Since I now spend precious little time at home I just switched to using MailPlane and called it good. MailPlane uses the native Google Mail interface which has a major advantage in the form of the Send and Archive button. With the flood of hundreds to thousands of emails a day in my inbox this is a powerful tool. However it lacks other processing rules like the priceless Mail Act-On.
A brief deviation here while I rant for a second about how inexplicable it is Google has never come up with the concept of rules applied once email has arrived. In most cases I need to see the message in my inbox and make decisions about it and then I want to process it. Mail Act-On does this beautifully and even uses Apple Mail's rules to full advantage to simplify having the same keystrokes affect multiple accounts and take the right action on an account-by-account basis. But this Google Mail gripe aside back to the story.

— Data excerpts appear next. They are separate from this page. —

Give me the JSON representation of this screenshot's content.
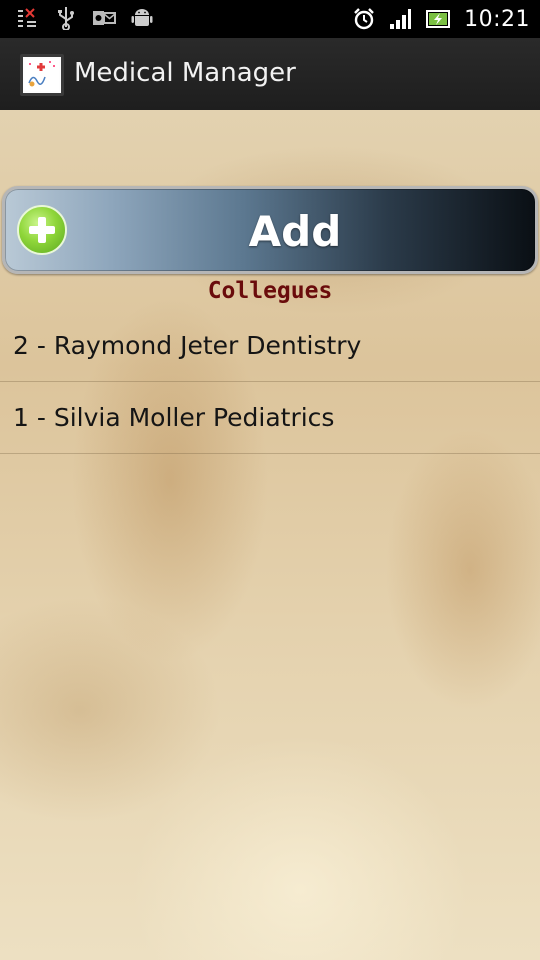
{
  "status_bar": {
    "time": "10:21",
    "left_icons": [
      "task-switcher-icon",
      "usb-icon",
      "outlook-icon",
      "android-icon"
    ],
    "right_icons": [
      "alarm-icon",
      "signal-icon",
      "battery-charging-icon"
    ]
  },
  "action_bar": {
    "title": "Medical Manager",
    "icon": "medical-manager-app-icon"
  },
  "add_button": {
    "label": "Add",
    "icon": "plus-icon"
  },
  "section": {
    "title": "Collegues"
  },
  "colleagues": [
    {
      "label": "2 - Raymond Jeter Dentistry"
    },
    {
      "label": "1 - Silvia Moller Pediatrics"
    }
  ],
  "colors": {
    "title_red": "#6a0c0c",
    "action_bar": "#222222",
    "add_green": "#8fd63a"
  }
}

Wrestling with the issue I'd tried suggestions of rebuilding, reindexing and recreating accounts left and right. As I have a couple of accounts with north of 5GB of mail in each it's no small task to try these things but they were all tried and while some seemed to work momentarily none lasted. This weekend I did some cleanup on the desktop machine and launched mail for the first time. A notice came up that the plugins like MailActOn and MailTags had been disabled. After a few hours away from the computer I returned to find the machine had not used all available memory and didn't have fans running at tsunami speed.
I've begun adding back the plug-ins and we'll see how the process goes. The critical one, Mail Act-On, seems to be fine. I've never gotten around to being a heavy MailTags user so if it's the culprit it won't be much of a problem to disable it. Indeed it could just be that all of the updated versions will come together to make things much better.

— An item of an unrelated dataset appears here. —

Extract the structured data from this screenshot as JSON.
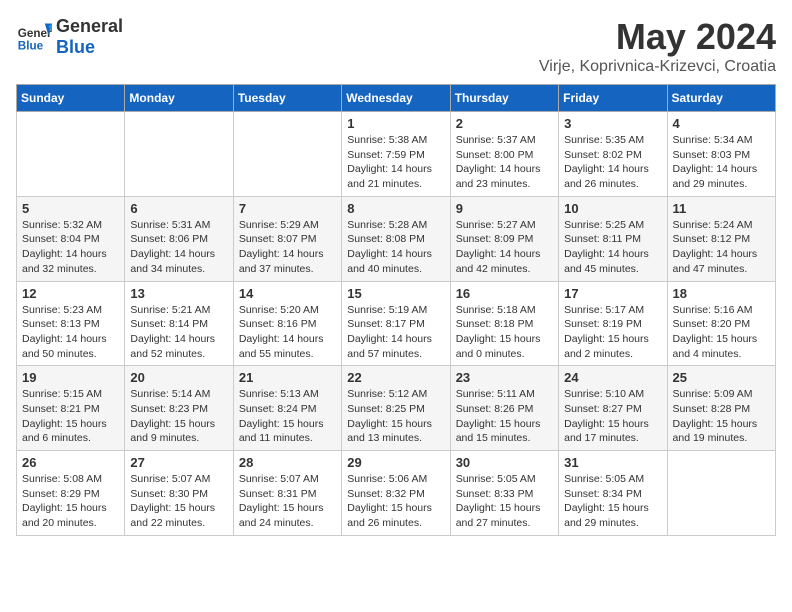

Another nice benefit is Safari now seems to be doing a better job of handling pop-ups that I specially open in windows now open in windows instead of another tab. This is great for IMCE for example. Here again it's more than possible that something I did back when was causing the problem but the previous behavior would open a new tab which was fine. However when that tab was closed it returned you to the rightmost tab, not the tab that opened the new tab.